Bacterial Protein Expression Flashcards
Describe how chymosin is now expressed by E. Coli for industrial needs.
Chymosin is used to manufacture cheese. It is traditionally produced by rennet derived from calf stomachs. E. Coli were transformed with the gene for the enzyme to produce the enzyme on a large scale with a good quality of enzyme product. Today about 60% of the US’s hard cheeses are made with GM chymosin.
Why is recombinant human growth hormone used instead of purified HGH from other sources?
HGH used to be derived from the pituitary glands of cadavers however this led to some patients developing iatrogenic CJD.
What is required for bacterial protein expression?
You need to know the DNA sequence of the gene of interest.
The gene must be introduced into an expression plasmid.
The expression plasmid must then be introduced into the bacteria.
The recombinant protein must then be purified.
What are the advantages of using E. Coli for expressing proteins?
There is lots of laboratory support: such as kits, plasmids, reagents.
There is a high yield with E. Coli.
The cost of media and reagents is cheap.
E. Coli has fast growth.
It can be grown on both a small and a large scale.
What are the disadvantages of using E.coli?
There are no post translational modifications.
Large proteins may be difficult to express.
Membrane proteins may not fold.
Some proteins may be toxic to E.coli.
Some proteins may be insoluble or improperly folded.
There is a codon usage difference in E.coli.
What is a plasmid?
A plasmid is a small circular piece of DNA that replicates independently from the host cell’s chromosomal DNA.
When using a gene why may the sequence not be transcribed and translated in E.coli?
Because E.coli has a different codon usage frequency. The DNA code is degenerate with many codons coding for the same amino acid. E.coli may not use the same codons as the gene expresses to code for the same amino acids.
What is traditional cloning?
This method starts with the gene of interest being extracted and purified. The gene is then amplified via PCR and cut with restriction enzymes on each flank of the gene. The plasmid is also cut and the two are combined via DNA ligase.

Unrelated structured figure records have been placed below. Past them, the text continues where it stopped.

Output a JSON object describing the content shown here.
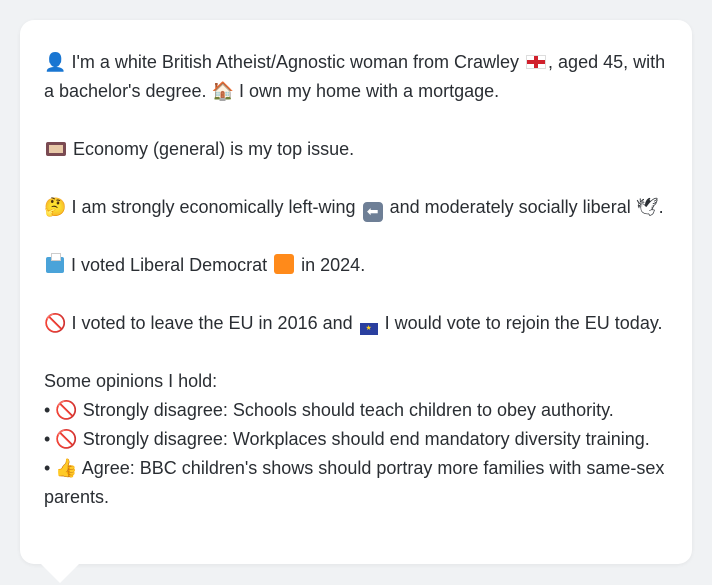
{
  "profile": {
    "intro_a": "I'm a white British Atheist/Agnostic woman from Crawley",
    "intro_b": ", aged 45, with a bachelor's degree.",
    "home": "I own my home with a mortgage.",
    "top_issue": "Economy (general) is my top issue.",
    "ideology_a": "I am strongly economically left-wing",
    "ideology_b": "and moderately socially liberal",
    "ideology_end": ".",
    "vote_a": "I voted Liberal Democrat",
    "vote_b": "in 2024.",
    "brexit_a": "I voted to leave the EU in 2016 and",
    "brexit_b": "I would vote to rejoin the EU today.",
    "opinions_header": "Some opinions I hold:",
    "opinions": [
      {
        "bullet": "•",
        "text": "Strongly disagree: Schools should teach children to obey authority."
      },
      {
        "bullet": "•",
        "text": "Strongly disagree: Workplaces should end mandatory diversity training."
      },
      {
        "bullet": "•",
        "text": "Agree: BBC children's shows should portray more families with same-sex parents."
      }
    ]
  },
  "icons": {
    "person": "👤",
    "flag_england": "flag-england-icon",
    "house": "🏠",
    "thinking": "🤔",
    "dove": "🕊",
    "no_entry": "🚫",
    "thumbs_up": "👍",
    "arrow_left": "⬅"
  },
  "colors": {
    "card_bg": "#ffffff",
    "page_bg": "#f0f2f4",
    "text": "#2a2e33",
    "liberal_democrat": "#ff8a1a"
  }
}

What is ligation dependent cloning?
In this method no ligases or restriction enzymes are used. The method has a high throughput but is expensive. Instead directional TOPO cloning exploits the ligase activity of topoisomerase I by providing an activated linearised vector. The gene is amplified by PCR using primers with 4 bases (CACC) added to the forward primer. The PCR products are then mixed with the TOPO vector.

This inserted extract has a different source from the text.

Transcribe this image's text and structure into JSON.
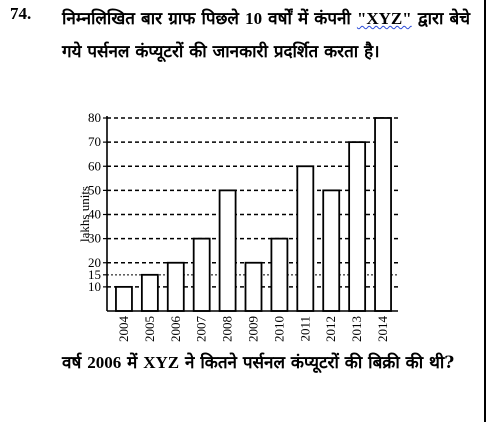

When transforming the transformed vector into an E.coli strain what strain is desirable?
One with a low protease activity.
Strains with tRNA for rare codons.
Strains that will help with the folding of the protein.
Strains that are suitable for toxic proteins.
What is the BL21 strain?
It is a commonly used E.coli strain. This is because it provides a high level of protein expression as is deficient in two key proteases.

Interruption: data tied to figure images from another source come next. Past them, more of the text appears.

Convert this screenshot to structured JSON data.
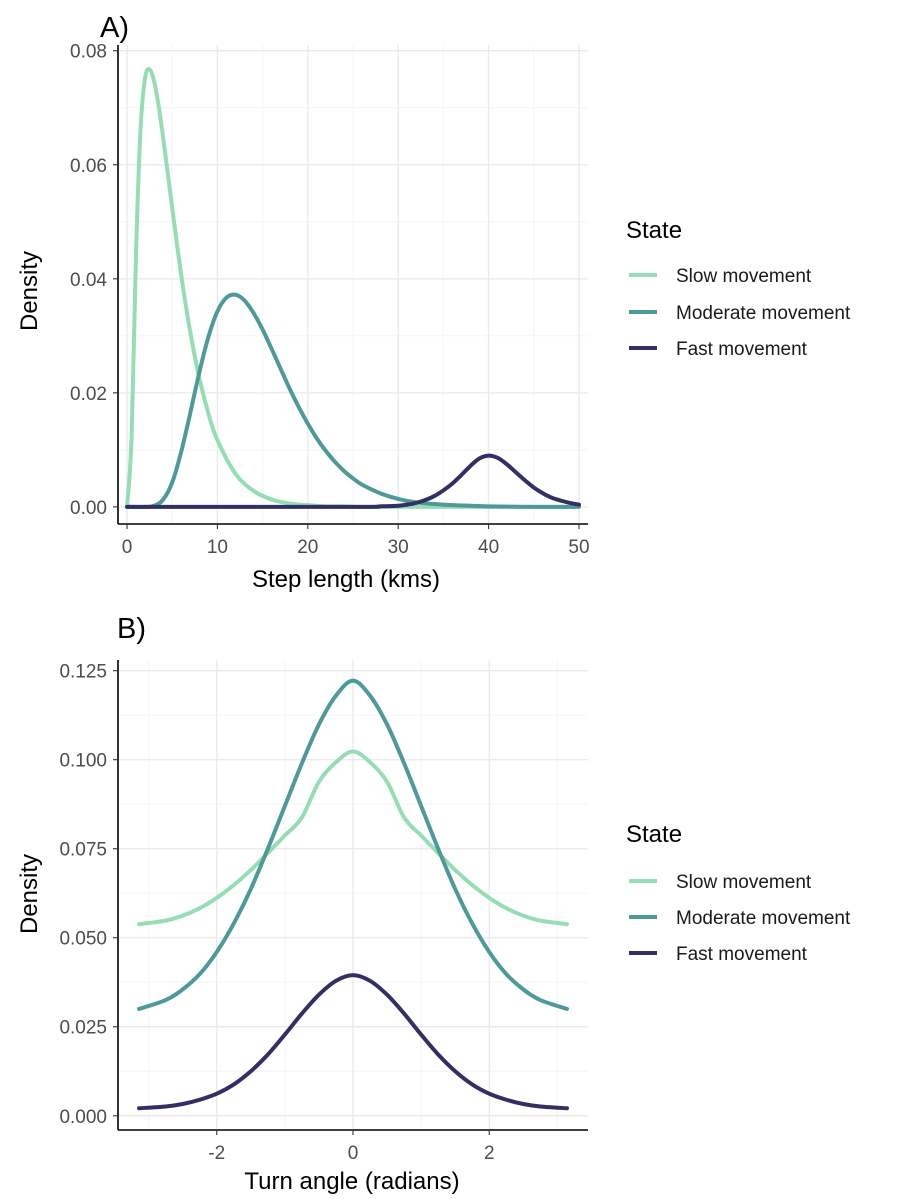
{
  "chart_data": [
    {
      "type": "line",
      "panel_tag": "A)",
      "xlabel": "Step length (kms)",
      "ylabel": "Density",
      "xlim": [
        -1,
        51
      ],
      "ylim": [
        -0.003,
        0.081
      ],
      "xticks": [
        0,
        10,
        20,
        30,
        40,
        50
      ],
      "xtick_labels": [
        "0",
        "10",
        "20",
        "30",
        "40",
        "50"
      ],
      "yticks": [
        0,
        0.02,
        0.04,
        0.06,
        0.08
      ],
      "ytick_labels": [
        "0.00",
        "0.02",
        "0.04",
        "0.06",
        "0.08"
      ],
      "grid": true,
      "legend": {
        "title": "State",
        "placement": "right",
        "entries": [
          "Slow movement",
          "Moderate movement",
          "Fast movement"
        ]
      },
      "series": [
        {
          "name": "Slow movement",
          "color": "#95DEB3",
          "x": [
            0,
            0.5,
            1,
            1.5,
            2,
            2.5,
            3,
            3.5,
            4,
            4.5,
            5,
            6,
            7,
            8,
            9,
            10,
            12,
            14,
            16,
            18,
            20,
            22,
            24,
            26,
            28,
            30,
            35,
            40,
            45,
            50
          ],
          "y": [
            0,
            0.0122,
            0.0448,
            0.0664,
            0.0753,
            0.0767,
            0.0746,
            0.0703,
            0.0647,
            0.0586,
            0.0524,
            0.0406,
            0.0306,
            0.0226,
            0.0164,
            0.0117,
            0.0058,
            0.0028,
            0.0013,
            0.0006,
            0.0003,
            0.0001,
            0.0001,
            0,
            0,
            0,
            0,
            0,
            0,
            0
          ]
        },
        {
          "name": "Moderate movement",
          "color": "#4E9A99",
          "x": [
            0,
            2,
            3,
            4,
            5,
            6,
            7,
            8,
            9,
            10,
            11,
            12,
            13,
            14,
            15,
            16,
            17,
            18,
            19,
            20,
            21,
            22,
            23,
            24,
            25,
            26,
            28,
            30,
            32,
            34,
            36,
            40,
            45,
            50
          ],
          "y": [
            0,
            0,
            0.0002,
            0.0013,
            0.0043,
            0.0097,
            0.0165,
            0.0236,
            0.0298,
            0.0343,
            0.0367,
            0.0372,
            0.0362,
            0.034,
            0.0311,
            0.0277,
            0.0242,
            0.0207,
            0.0175,
            0.0146,
            0.012,
            0.0098,
            0.0079,
            0.0063,
            0.005,
            0.0039,
            0.0024,
            0.0014,
            0.0008,
            0.0005,
            0.0003,
            0.0001,
            0,
            0
          ]
        },
        {
          "name": "Fast movement",
          "color": "#312F63",
          "x": [
            0,
            25,
            28,
            30,
            31,
            32,
            33,
            34,
            35,
            36,
            37,
            38,
            39,
            40,
            41,
            42,
            43,
            44,
            45,
            46,
            47,
            48,
            49,
            50
          ],
          "y": [
            0,
            0,
            0.0001,
            0.0002,
            0.0004,
            0.0007,
            0.0012,
            0.0019,
            0.0029,
            0.0041,
            0.0056,
            0.0072,
            0.0085,
            0.009,
            0.0086,
            0.0075,
            0.0061,
            0.0047,
            0.0034,
            0.0024,
            0.0016,
            0.0011,
            0.0007,
            0.0004
          ]
        }
      ]
    },
    {
      "type": "line",
      "panel_tag": "B)",
      "xlabel": "Turn angle (radians)",
      "ylabel": "Density",
      "xlim": [
        -3.45,
        3.45
      ],
      "ylim": [
        -0.004,
        0.128
      ],
      "xticks": [
        -2,
        0,
        2
      ],
      "xtick_labels": [
        "-2",
        "0",
        "2"
      ],
      "yticks": [
        0,
        0.025,
        0.05,
        0.075,
        0.1,
        0.125
      ],
      "ytick_labels": [
        "0.000",
        "0.025",
        "0.050",
        "0.075",
        "0.100",
        "0.125"
      ],
      "grid": true,
      "legend": {
        "title": "State",
        "placement": "right",
        "entries": [
          "Slow movement",
          "Moderate movement",
          "Fast movement"
        ]
      },
      "series": [
        {
          "name": "Slow movement",
          "color": "#95DEB3",
          "x": [
            -3.1416,
            -2.75,
            -2.5,
            -2.25,
            -2,
            -1.75,
            -1.5,
            -1.25,
            -1,
            -0.75,
            -0.5,
            -0.25,
            0,
            0.25,
            0.5,
            0.75,
            1,
            1.25,
            1.5,
            1.75,
            2,
            2.25,
            2.5,
            2.75,
            3.1416
          ],
          "y": [
            0.0538,
            0.0548,
            0.0562,
            0.0583,
            0.0612,
            0.0648,
            0.069,
            0.0738,
            0.0787,
            0.0838,
            0.0938,
            0.0993,
            0.1023,
            0.0993,
            0.0938,
            0.0838,
            0.0787,
            0.0738,
            0.069,
            0.0648,
            0.0612,
            0.0583,
            0.0562,
            0.0548,
            0.0538
          ]
        },
        {
          "name": "Moderate movement",
          "color": "#4E9A99",
          "x": [
            -3.1416,
            -2.75,
            -2.5,
            -2.25,
            -2,
            -1.75,
            -1.5,
            -1.25,
            -1,
            -0.75,
            -0.5,
            -0.25,
            0,
            0.25,
            0.5,
            0.75,
            1,
            1.25,
            1.5,
            1.75,
            2,
            2.25,
            2.5,
            2.75,
            3.1416
          ],
          "y": [
            0.03,
            0.0325,
            0.0355,
            0.0398,
            0.046,
            0.054,
            0.0637,
            0.075,
            0.087,
            0.099,
            0.1099,
            0.118,
            0.1222,
            0.118,
            0.1099,
            0.099,
            0.087,
            0.075,
            0.0637,
            0.054,
            0.046,
            0.0398,
            0.0355,
            0.0325,
            0.03
          ]
        },
        {
          "name": "Fast movement",
          "color": "#312F63",
          "x": [
            -3.1416,
            -2.75,
            -2.5,
            -2.25,
            -2,
            -1.75,
            -1.5,
            -1.25,
            -1,
            -0.75,
            -0.5,
            -0.25,
            0,
            0.25,
            0.5,
            0.75,
            1,
            1.25,
            1.5,
            1.75,
            2,
            2.25,
            2.5,
            2.75,
            3.1416
          ],
          "y": [
            0.0021,
            0.0026,
            0.0033,
            0.0045,
            0.0062,
            0.0088,
            0.0125,
            0.0172,
            0.0228,
            0.0287,
            0.034,
            0.0379,
            0.0395,
            0.0379,
            0.034,
            0.0287,
            0.0228,
            0.0172,
            0.0125,
            0.0088,
            0.0062,
            0.0045,
            0.0033,
            0.0026,
            0.0021
          ]
        }
      ]
    }
  ]
}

Describe how chemical transformation can be conducted.
E.coli cells are first made competent by incubating in a solution of divalent cations. They are then mixed with the plasmid on ice. They are then heat shocked by transferring to a 42 degree water bath for 1 min. A small volume of media, such as LB, is then added and the cells allowed to grow at 37 degrees for 1 hour. It is then spread onto an agar plate containing the appropriate antibiotics.
After chemical transformation what occurs to the transformed bacteria?
A single colony is taken and grown in media + antibiotics overnight at 37 degrees. After this the growth media is added to a larger volume of media + antibiotics and allowed to grow. Once the OD at 600nm is 0.4-0.6 then the E.coli are ready to start producing the protein.
Once cells are at the right stage of growth how is protein expression induced?
When cells reach mid log phase they can be induced to express the protein. IPTG is added which mimics allolactose and triggers transcription of genes under the control of the lac promoter, it binds to the lab Repressor allowing genes to be transcribed.
How is the protein purified?
After a suitable amount of time growing, the cells are harvested. Media is centrifuged and the cells washed by resuspending in media. They are then broken to release contents. The pellet is discarded after Centrifugation with the protein being in the supernatant.